Description: Saiku will utilize the file_action function to write the provided content into a new text file called notes.txt.
## Future Features

- ~~**Incorporation of Diverse Models**: While currently relying on OpenAI and its code interpreter, future versions of Saiku aim to incorporate various other AI and LLM models to enhance its capabilities and versatility~~
- **Web Compatible Version**: Development of a web-compatible version of Saiku to ensure easy accessibility and integration into web-based platforms.
- **Python Version**: Creation of a Python version of Saiku to cater to Python developers and AI enthusiasts, allowing seamless integration into Python-centric projects.
- **Configuration Management**: Implementation of a robust configuration management system to ensure Saiku’s smooth and efficient operation in diverse environments.
- **Enhanced Debugging and Logging**: Improvement in debugging and logging capabilities for easier identification and resolution of issues, ensuring Saiku's robust performance.
- **Comprehensive Tests**: Development of comprehensive tests to continuously evaluate and ensure Saiku's functionality, reliability, and performance.
- ~~**Voice Commands**: Integration with technologies like Whisper for efficient and user-friendly voice command functionalities.~~
- ~~**Speaking Agent**: Implementation of Text-to-Speech technologies like Elevenlabs, enabling Saiku to interact using voice, enhancing user experience.~~
- **Enhanced Memory Handling**: Upgrades in memory handling for optimal and consistent performance.
- **Document Summarization**: Integration of document summarization features for effective handling of large textual data.
- **Advanced Actions**: Inclusion of computer vision and image interpretation capabilities, broadening the spectrum of tasks Saiku can adeptly handle.
- **OpenAI Cost Tracking**: Incorporating features to track and analyze the costs associated with OpenAI API usage, enabling better budget management and cost-efficiency.
- **Budget Settings**: Implementation of budget settings to allow users to set and manage spending limits on AI resources, ensuring cost-effective operation.
- **Multi-Agent Systems**: Exploration and integration of multi-agent systems to promote collaborative problem-solving and to enrich the PEAS framework within Saiku, potentially elevating the project's ability to handle complex, dynamic environments.
- **PEAS Enhancement**: Further refining the existing PEAS framework to accommodate a wider range of environments, actuator capabilities, and sensor inputs, aiming for a more versatile and adaptive AI agent.

## Contributing

We welcome contributions from the community.

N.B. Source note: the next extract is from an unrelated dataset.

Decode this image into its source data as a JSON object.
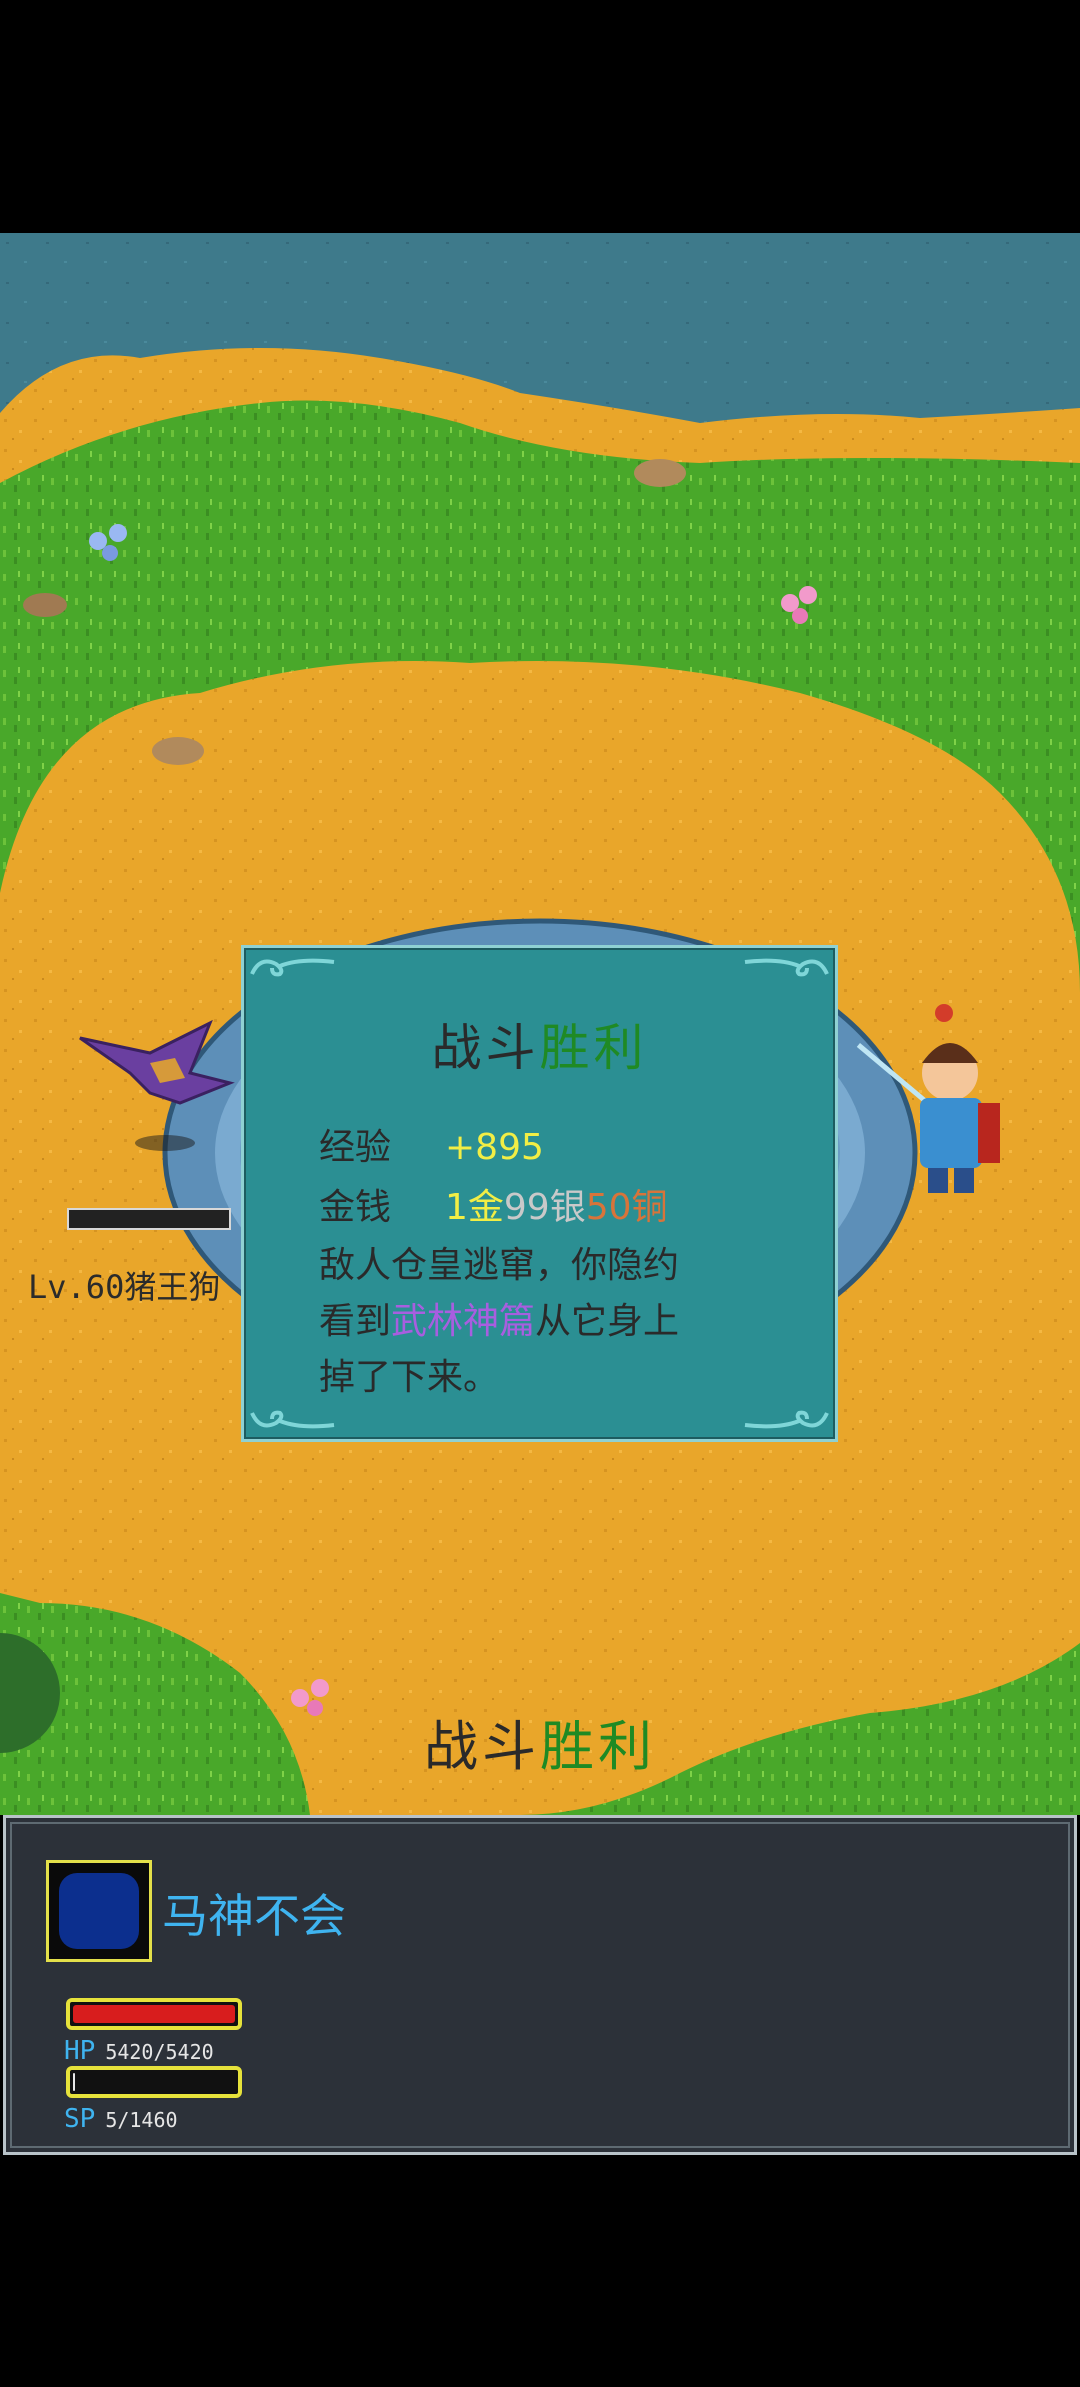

If you'd like to contribute, please follow these steps:

1. Fork the repository
2. Create your feature branch (`git checkout -b feature/YourFeature`)
3. Commit your changes (`git commit -m 'Add some feature'`)
4. Push to the branch (`git commit push origin feature/YourFeature`)
5. Create a new Pull Request

[Contributing Guidelines](CONTRIBUTING.md).

## Support Saiku

We are actively seeking sponsors and contributors. If you believe in the potential of Saiku, support the project in any way you can. Your support will help us make Saiku a reality.

## Feedback and Issues

We value your feedback. If you encounter any issues or have suggestions for improvements, please open an issue on our GitHub repository.

## API Rate Limits/Cost

Please be aware of the rate limits and costs associated with the APIs used by Saiku. Each service provider may have different policies, and it's essential to stay informed to avoid unexpected charges.

## Note

Please note that we are in the experimental stage. The architecture and features are subject to significant changes.

## License

This project is licensed under the MIT License - see the [LICENSE.md](LICENSE.md) file for details.